The savings are expected to flow to Utah consumers from a proposed 36-megawatt expansion of the Blundell Geothermal Plant near Milford that is projected to be completed by late 2009.
Once the expansion is finished, Utah consumers will get power from the geothermal plant for the cost of producing the electricity, said Leslie Reberg, the outgoing executive director of the Committee of Consumer Services. "Our calculations, and the calculations of our experts, suggest the future cost savings [for Utah consumers] will be approximately $32 million over the 30-year life of the plant."
In October, the committee filed an action with the Public Service Commission against PacifiCorp alleging that its owner, Scottish Power, used a clever income tax accounting ploy to over-collect at least $50 million from its Utah customers since 1999.
The committee's allegations were based on a 2003-2004 U.S. Securities and Exchange Commission audit of PacifiCorp, which does business in Utah as Utah Power.
The audit determined that PacifiCorp collected at least $225.7 million from customers throughout its six-state operating territory to pay its income taxes but was able to save that amount by filing a consolidated tax return for all of its subsidiaries.
"Utah's share of those monies [$50 million] needs to be returned to Utah ratepayers from whom they were wrongfully taken," CCS chairman Dee Jay Hammon said in a statement announcing the action against the power company.
PacifiCorp denied the CCS allegations and asserted the income tax costs it collected in rates were calculated in accordance with long-standing Public Service Commission practice.
The picture grew complicated last week when billionaire Warren Buffett's MidAmerican Energy Holdings Co. inherited the dispute with its acquisition of PacifiCorp from Scottish Power.
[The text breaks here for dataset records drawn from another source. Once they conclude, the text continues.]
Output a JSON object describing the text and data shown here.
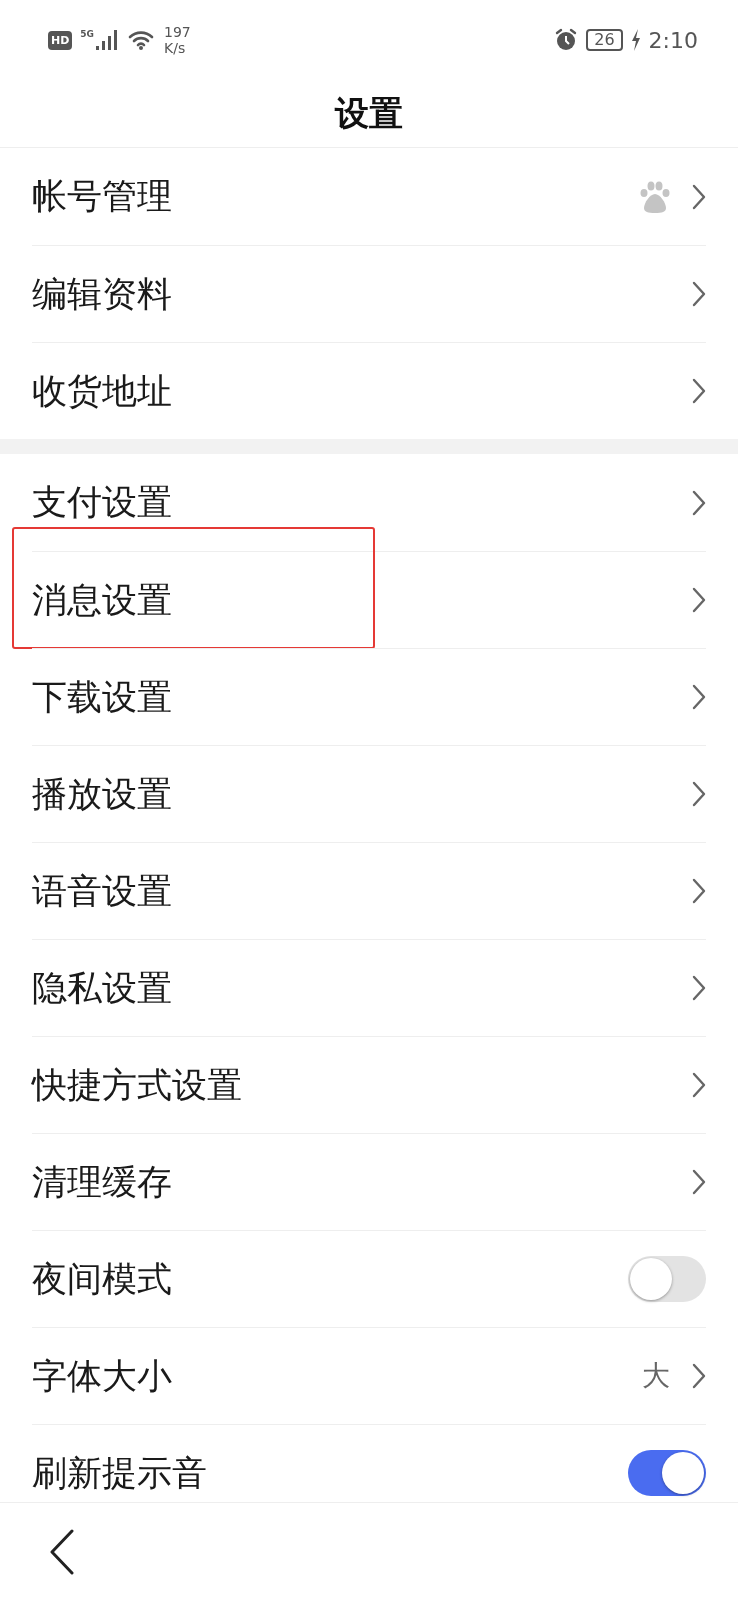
{
  "status_bar": {
    "hd_label": "HD",
    "signal_label": "5G",
    "network_speed": "197",
    "network_speed_unit": "K/s",
    "battery": "26",
    "time": "2:10"
  },
  "title": "设置",
  "groups": [
    {
      "items": [
        {
          "label": "帐号管理",
          "kind": "account",
          "highlighted": false
        },
        {
          "label": "编辑资料",
          "kind": "link",
          "highlighted": false
        },
        {
          "label": "收货地址",
          "kind": "link",
          "highlighted": false
        }
      ]
    },
    {
      "items": [
        {
          "label": "支付设置",
          "kind": "link",
          "highlighted": false
        },
        {
          "label": "消息设置",
          "kind": "link",
          "highlighted": true
        },
        {
          "label": "下载设置",
          "kind": "link",
          "highlighted": false
        },
        {
          "label": "播放设置",
          "kind": "link",
          "highlighted": false
        },
        {
          "label": "语音设置",
          "kind": "link",
          "highlighted": false
        },
        {
          "label": "隐私设置",
          "kind": "link",
          "highlighted": false
        },
        {
          "label": "快捷方式设置",
          "kind": "link",
          "highlighted": false
        },
        {
          "label": "清理缓存",
          "kind": "link",
          "highlighted": false
        },
        {
          "label": "夜间模式",
          "kind": "toggle",
          "on": false,
          "highlighted": false
        },
        {
          "label": "字体大小",
          "kind": "value",
          "value": "大",
          "highlighted": false
        },
        {
          "label": "刷新提示音",
          "kind": "toggle",
          "on": true,
          "highlighted": false
        }
      ]
    }
  ]
}
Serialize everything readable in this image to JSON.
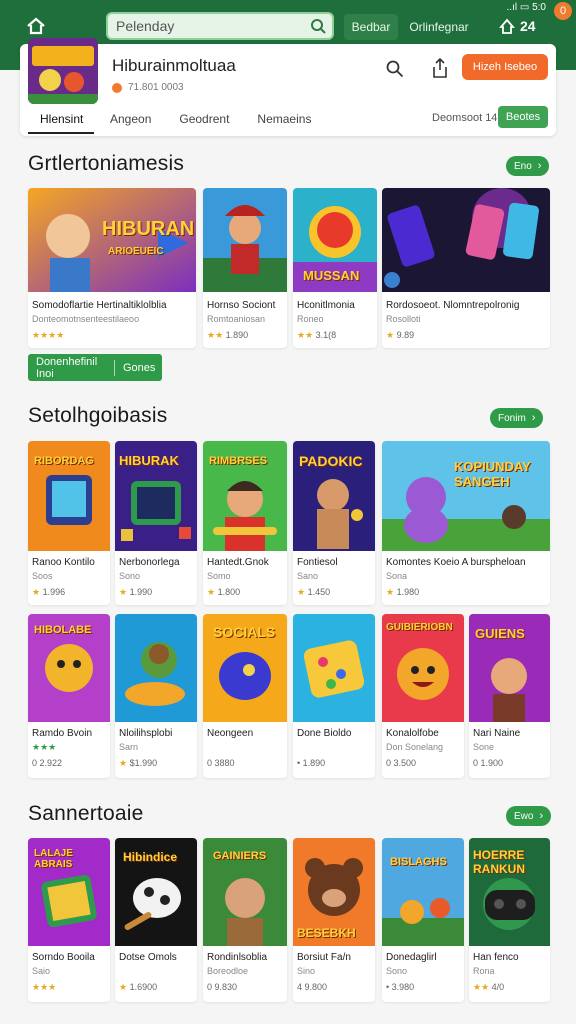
{
  "topbar": {
    "search_value": "Pelenday",
    "btn_primary": "Bedbar",
    "btn_secondary": "Orlinfegnar",
    "status_text": "..ıl ▭ 5:0",
    "badge": "0",
    "count": "24"
  },
  "app": {
    "title": "Hiburainmoltuaa",
    "rating_text": "71.801 0003",
    "install_label": "Hizeh Isebeo",
    "tabs": [
      "Hlensint",
      "Angeon",
      "Geodrent",
      "Nemaeins"
    ],
    "sort_label": "Deomsoot 14",
    "sort_button": "Beotes"
  },
  "sections": [
    {
      "title": "Grtlertoniamesis",
      "more": "Eno",
      "cards": [
        {
          "title": "Somodoflartie Hertinaltiklolblia",
          "subtitle": "Donteomotnsenteestilaeoo",
          "rating": "★★★★",
          "extra": ""
        },
        {
          "title": "Hornso Sociont",
          "subtitle": "Romtoaniosan",
          "rating": "★★",
          "extra": "1.890"
        },
        {
          "title": "Hconitlmonia",
          "subtitle": "Roneo",
          "rating": "★★",
          "extra": "3.1(8"
        },
        {
          "title": "Rordosoeot. Nlomntrepolronig",
          "subtitle": "Rosolloti",
          "rating": "★",
          "extra": "9.89"
        }
      ]
    },
    {
      "title": "Setolhgoibasis",
      "more": "Fonim",
      "cards": [
        {
          "title": "Ranoo Kontilo",
          "subtitle": "Soos",
          "rating": "★",
          "extra": "1.996"
        },
        {
          "title": "Nerbonorlega",
          "subtitle": "Sono",
          "rating": "★",
          "extra": "1.990"
        },
        {
          "title": "Hantedt.Gnok",
          "subtitle": "Somo",
          "rating": "★",
          "extra": "1.800"
        },
        {
          "title": "Fontiesol",
          "subtitle": "Sano",
          "rating": "★",
          "extra": "1.450"
        },
        {
          "title": "Komontes Koeio A burspheloan",
          "subtitle": "Sona",
          "rating": "★",
          "extra": "1.980"
        },
        {
          "title": "Ramdo Bvoin",
          "subtitle": "",
          "rating": "★★★",
          "extra": "0 2.922"
        },
        {
          "title": "Nloilihsplobi",
          "subtitle": "Sarn",
          "rating": "★",
          "extra": "$1.990"
        },
        {
          "title": "Neongeen",
          "subtitle": "",
          "rating": "",
          "extra": "0 3880"
        },
        {
          "title": "Done Bioldo",
          "subtitle": "",
          "rating": "",
          "extra": "• 1.890"
        },
        {
          "title": "Konalolfobe",
          "subtitle": "Don Sonelang",
          "rating": "",
          "extra": "0 3.500"
        },
        {
          "title": "Nari Naine",
          "subtitle": "Sone",
          "rating": "",
          "extra": "0 1.900"
        }
      ]
    },
    {
      "title": "Sannertoaie",
      "more": "Ewo",
      "cards": [
        {
          "title": "Sorndo Booila",
          "subtitle": "Saio",
          "rating": "★★★",
          "extra": ""
        },
        {
          "title": "Dotse Omols",
          "subtitle": "",
          "rating": "★",
          "extra": "1.6900"
        },
        {
          "title": "Rondinlsoblia",
          "subtitle": "Boreodloe",
          "rating": "",
          "extra": "0 9.830"
        },
        {
          "title": "Borsiut Fa/n",
          "subtitle": "Sino",
          "rating": "",
          "extra": "4 9.800"
        },
        {
          "title": "Donedaglirl",
          "subtitle": "Sono",
          "rating": "",
          "extra": "• 3.980"
        },
        {
          "title": "Han fenco",
          "subtitle": "Rona",
          "rating": "★★",
          "extra": "4/0"
        }
      ]
    }
  ],
  "row_button": {
    "left": "Donenhefinil Inoi",
    "right": "Gones"
  },
  "art": {
    "a1": "HIBURAN",
    "a1b": "ARIOEUEIC",
    "a3": "MUSSAN",
    "b1": "RIBORDAG",
    "b2": "HIBURAK",
    "b3": "RIMBRSES",
    "b4": "PADOKIC",
    "b5": "KOPIUNDAY SANGEH",
    "c1": "HIBOLABE",
    "c3": "SOCIALS",
    "c5": "GUIBIERIOBN",
    "c6": "GUIENS",
    "d1": "LALAJE ABRAIS",
    "d2": "Hibindice",
    "d3": "GAINIERS",
    "d4": "BESEBKH",
    "d5": "BISLAGHS",
    "d6": "HOERRE RANKUN"
  },
  "colors": {
    "brand_green": "#1f6f3c",
    "accent_green": "#2f9a48",
    "install_orange": "#f26a2a"
  }
}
In an effort to settle the case, MidAmerican agreed to transfer its $12.2 million stock ownership interest in the Blundell geothermal property to PacifiCorp and promised to let Utah consumers benefit from a planned expansion of the property that will involve the drilling of additional steam wells in the geothermal field, constructing new generation facilities and adding a heat recovery unit.
"Expanding our clean energy resources will provide cheaper power for Utahns in the future," Reberg said. "Also, this settlement does not compromise any positions regarding the appropriate treatment of income tax expense in the future rate cases."
But MidAmerican Energy Co. president Greg Abel, who also will be doubling as PacifiCorp's chief executive, said there will be no cause for dispute in the future. He vows that in the future all the money that Utah Power collects from its customers to pay its taxes will go to meet that obligation.